Loustaunau-Lacau est arrêté au printemps 1941, puis déporté. C’est alors qu’une femme de trente-deux ans, Marie-Madeleine Fourcade, prend la tête du réseau. Un détail dit tout de l’époque : elle dissimule son sexe à Londres, rédige ses messages au masculin et laisse croire des mois durant que le chef d’Alliance est un homme. Le réseau paiera très cher — plusieurs centaines de ses membres arrêtés, déportés, fusillés dans les derniers mois de la guerre. Son fondateur, lui, survivra aux camps et mourra en 1955, le jour même de sa nomination au grade de général.

La légende des deux rails parallèles

Reste à comprendre pourquoi cette part de l’histoire est demeurée si longtemps hors champ. Trois raisons, au moins.

La mémoire d’après-guerre a d’abord fonctionné comme un tri. Le Parti communiste s’est imposé en parti de la Résistance, au prix d’un slogan — celui des « soixante-quinze mille fusillés » — dont les historiens ont établi de longue date qu’il dépassait de très loin la réalité, tous fusillés confondus. Que des communistes se soient battus avec un courage immense est attesté ; que le Parti ne soit entré massivement dans la lutte qu’après l’attaque allemande contre l’URSS, en juin 1941, l’est tout autant. Les deux faits ne s’annulent pas, et il faut une certaine mauvaise foi pour n’en retenir qu’un.

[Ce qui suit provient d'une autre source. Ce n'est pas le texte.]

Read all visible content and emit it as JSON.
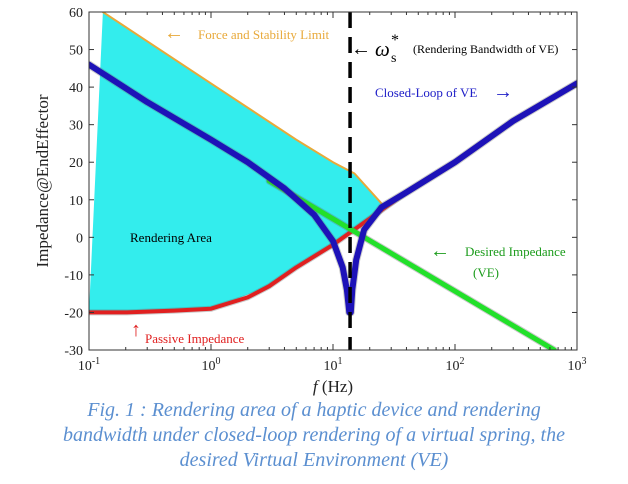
{
  "chart_data": {
    "type": "line",
    "xlabel_italic": "f",
    "xlabel_unit": "(Hz)",
    "ylabel": "Impedance@EndEffector",
    "xscale": "log",
    "xlim": [
      0.1,
      1000
    ],
    "ylim": [
      -30,
      60
    ],
    "x_ticks": [
      {
        "base": "10",
        "exp": "-1"
      },
      {
        "base": "10",
        "exp": "0"
      },
      {
        "base": "10",
        "exp": "1"
      },
      {
        "base": "10",
        "exp": "2"
      },
      {
        "base": "10",
        "exp": "3"
      }
    ],
    "y_ticks": [
      "60",
      "50",
      "40",
      "30",
      "20",
      "10",
      "0",
      "-10",
      "-20",
      "-30"
    ],
    "rendering_area": {
      "label": "Rendering Area",
      "color": "#33eded",
      "upper": [
        [
          0.13,
          60
        ],
        [
          1,
          41
        ],
        [
          5,
          26
        ],
        [
          10,
          20
        ],
        [
          15,
          17
        ],
        [
          25,
          9
        ]
      ],
      "lower": [
        [
          0.1,
          -20
        ],
        [
          1,
          -19
        ],
        [
          3,
          -13
        ],
        [
          5,
          -8
        ],
        [
          10,
          -2
        ],
        [
          20,
          5
        ],
        [
          25,
          9
        ]
      ]
    },
    "series": [
      {
        "name": "Force and Stability Limit",
        "color": "#e8a93a",
        "width": 2,
        "points": [
          [
            0.13,
            60
          ],
          [
            1,
            41
          ],
          [
            5,
            26
          ],
          [
            10,
            20
          ],
          [
            15,
            17
          ],
          [
            25,
            9
          ]
        ]
      },
      {
        "name": "Passive Impedance",
        "color": "#e02020",
        "width": 4,
        "points": [
          [
            0.1,
            -20
          ],
          [
            0.2,
            -20
          ],
          [
            0.5,
            -19.5
          ],
          [
            1,
            -19
          ],
          [
            2,
            -16
          ],
          [
            3,
            -13
          ],
          [
            5,
            -8
          ],
          [
            10,
            -2
          ],
          [
            20,
            5
          ],
          [
            40,
            12
          ],
          [
            100,
            20
          ],
          [
            300,
            31
          ],
          [
            1000,
            41
          ]
        ]
      },
      {
        "name": "Desired Impedance (VE)",
        "color": "#22e02a",
        "width": 5,
        "points": [
          [
            3,
            15
          ],
          [
            650,
            -30
          ]
        ]
      },
      {
        "name": "Closed-Loop of VE",
        "color": "#1d12b8",
        "width": 6,
        "points": [
          [
            0.1,
            46
          ],
          [
            0.3,
            36
          ],
          [
            1,
            26
          ],
          [
            2,
            20
          ],
          [
            4,
            13
          ],
          [
            7,
            6
          ],
          [
            10,
            -1
          ],
          [
            12,
            -8
          ],
          [
            13,
            -14
          ],
          [
            13.6,
            -20
          ],
          [
            14,
            -20
          ],
          [
            14.4,
            -14
          ],
          [
            15.5,
            -6
          ],
          [
            18,
            2
          ],
          [
            25,
            8
          ],
          [
            40,
            12
          ],
          [
            100,
            20
          ],
          [
            300,
            31
          ],
          [
            1000,
            41
          ]
        ]
      }
    ],
    "vline": {
      "x": 13.8,
      "label_symbol": "ω",
      "label_sub": "s",
      "label_sup": "*",
      "label_text": "(Rendering Bandwidth of VE)"
    },
    "annotations": [
      {
        "key": "force",
        "arrow": "←",
        "text": "Force and Stability Limit",
        "color": "#e8a93a"
      },
      {
        "key": "closed",
        "arrow": "→",
        "text": "Closed-Loop of VE",
        "color": "#2020c8"
      },
      {
        "key": "desired",
        "arrow": "←",
        "text": "Desired Impedance",
        "text2": "(VE)",
        "color": "#1c9c1c"
      },
      {
        "key": "passive",
        "arrow": "↑",
        "text": "Passive Impedance",
        "color": "#e02020"
      }
    ],
    "grid": false,
    "legend": "none"
  },
  "caption": {
    "lines": [
      "Fig. 1 : Rendering area of a haptic device and rendering",
      "bandwidth under closed-loop rendering of a virtual spring, the",
      "desired Virtual Environment (VE)"
    ]
  }
}
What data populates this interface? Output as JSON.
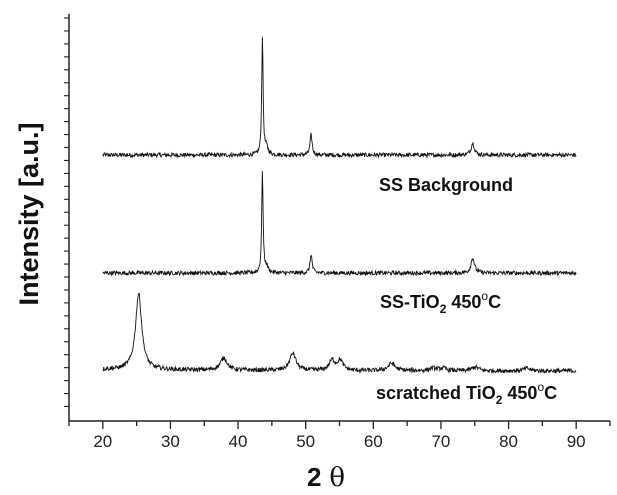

Les intéressés, ensuite, n’avaient aucun intérêt à raconter leur jeunesse. Un ancien camelot du roi devenu pilier du gaullisme après 1945 avait mieux à faire que d’exhumer ses articles de 1936. Plusieurs ont rompu explicitement avec l’antisémitisme de leurs vingt ans, quelques-uns ont milité contre lui. C’est peut-être le retournement le plus intéressant de toute l’affaire, et de loin le moins documenté.

Il y a enfin le confort de la lecture en deux rails parallèles : une gauche antifasciste forcément résistante, une droite forcément collaboratrice. La réalité est un embrouillamini de trajectoires mouvantes. Les anciens de la Cagoule se sont retrouvés des deux côtés de la ligne, parfois dans la même famille. Maurras, hostile à l’Allemagne jusqu’au bout, n’en a pas moins passé la guerre à dénoncer les juifs et les résistants dans son journal — ce qui a poussé plusieurs de ses disciples à rompre avec lui, précisément parce qu’ils l’avaient pris au sérieux. On n’est pas obligé de choisir entre ces deux Maurras : il a été les deux à la fois.

En 1943, Louis Aragon écrit un poème sur celui qui croyait au ciel et celui qui n’y croyait pas ; il le dédiera notamment à un député communiste, Gabriel Péri, et à l’officier monarchiste du Mont-Valérien. On les imagine volontiers fusillés le même jour, côte à côte. Ce n’est pas le cas : quelques mois les séparent. La légende est plus belle que la chronologie, et elle a tenu parce qu’elle dit quand même quelque chose de juste. À certains moments, ce que les gens font cesse d’être déductible de ce qu’ils pensent. Notre époque croit très fort le contraire : elle range chacun dans sa case et en déduit sa conduite future. L’été 1940 suggère que la case prédit moins qu’on ne l’imagine. Il ne dit pas non plus qu’elle ne prédit rien — et c’est bien ce qui rend cette histoire inconfortable.